September 30, 2005

Leaving Iraq

The military's latest plan for Iraq, apparently just approved by Gen. George W. Casey, is suitable cryptic, but the following seem to be the main points, judging from an Inside the Pentagon interview with officials who reviewed the plan:
  • The military is planning for a wide range of changes the number of military personnel in Iraq between now and spring of 2006, from slightly increasing the Army to, in the most wildly optimistic scenario, bringing home 70,000 troops.
  • It will, however, be almost impossible to sustain the current force through 2006.
  • By earlier next year the military plans to hand off key tasks to private security contractors.
  • There's no set timetable for withdrawal. The conditions for reduction will include "the state of the insurgency, the capability of Iraqi security forces, and the Iraqi government's ability to support military operations," to be determined by a "multinational advisory panel."
  • "[S]ome defense analysts" think that "phasing troop reductions over the long term" is the best way to avoid instability.
  • How long term? "Some estimates" think the Pentagon will retain at least 20,000 military personnel in Iraq for perhaps a decade or more.
  • Seeing as how training the Iraqi Army doesn't seem to be getting anywhere, this likely means staying for a long, long time. The alternative, it seems, is the Center for American Progress' recently-released proposal to withdraw 80,000 troops by the end of 2006—no matter what—and then... deploy them elsewhere around the world. Because, really, the most sensible way to withdraw from Iraq is to get entangled, immediately, in yet another quagmire. No, but seriously, is there any reason to think that putting 1,000 more troops in the Philippines, as CAP proposes, is a good idea? Is the plan to invade Mindano province and wipe out Abu Sayyaf? Maybe we can broaden the war to the MNLF and other affiliated Islamic separatist groups too. Should be fun, I'll make the popcorn.

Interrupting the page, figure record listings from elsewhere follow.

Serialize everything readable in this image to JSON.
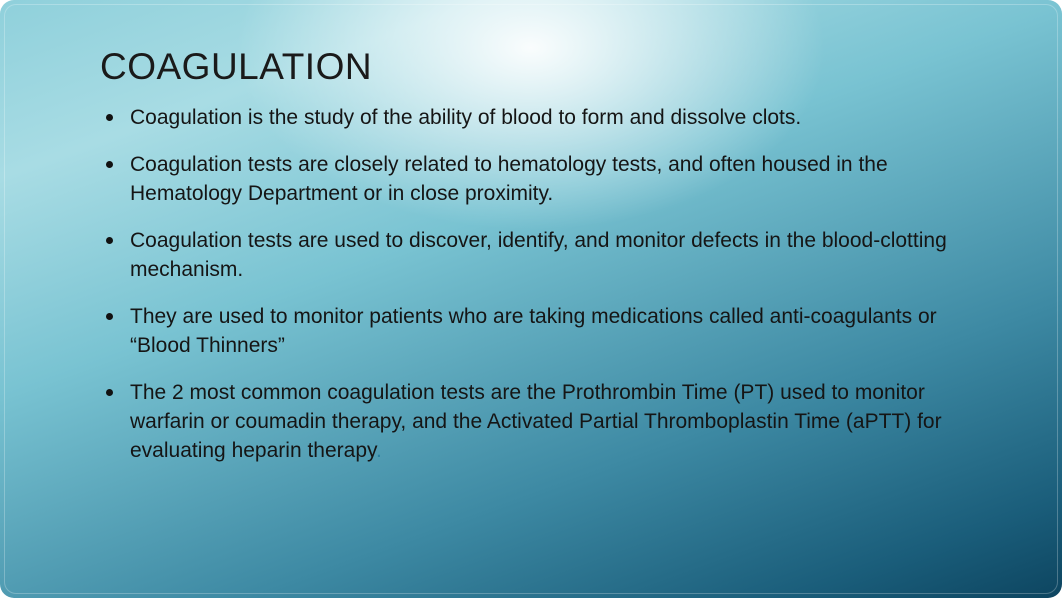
{
  "slide": {
    "title": "COAGULATION",
    "title_fontsize": 37,
    "title_color": "#1a1a1a",
    "body_fontsize": 21,
    "body_color": "#151515",
    "bullet_color": "#111111",
    "accent_color": "#2a7fa0",
    "background_gradient": {
      "type": "radial+linear",
      "highlight_center": "50% 8%",
      "highlight_color": "#ffffff",
      "stops": [
        "#8fd0db",
        "#a8dce4",
        "#79c3d2",
        "#3d89a3",
        "#1a5d7a",
        "#0d4560"
      ]
    },
    "border_radius": 14,
    "bullets": [
      "Coagulation is the study of the ability of blood to form and dissolve clots.",
      "Coagulation tests are closely related to hematology tests, and often housed in the Hematology Department or in close proximity.",
      "Coagulation tests are used to discover, identify, and monitor defects in the blood-clotting mechanism.",
      "They are used to monitor patients who are taking medications called anti-coagulants or “Blood Thinners”",
      "The 2 most common coagulation tests are the Prothrombin Time (PT) used to monitor warfarin or coumadin therapy, and the Activated Partial Thromboplastin Time (aPTT) for evaluating heparin therapy"
    ],
    "trailing_accent_dot": "."
  }
}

    Also, I'm no expert, but I guess I don't see the logic in taking 20,000 troops out of Iraq and dumping them in Afghanistan to "beat back the resurging Taliban forces and to maintain security throughout the country," as Korb and Katulis suggest. Either we think deploying more troops to defeat insurgencies with ties to al-Qaeda is an important thing to do or we don't. If we do, I don't see why Afghanistan or the Philippines or whatever takes precedence over Iraq, or why we think counterinsurgency will be successful elsewhere but not in Iraq. Or why we can let Iraq go to hell but absolutely must not let al-Qaeda fighters wander around the Horn of Africa. Is the idea here that Iraq is just botched beyond all repair, it sucks, that's life, nothing we can do, but hey, if we send troops somewhere else and try just a bit harder to do more or less the same thing, maybe this time it will work? I guess "redeployment" is more palatable, politically, than straight-up withdrawal, but it still seems like an odd way of thinking about things.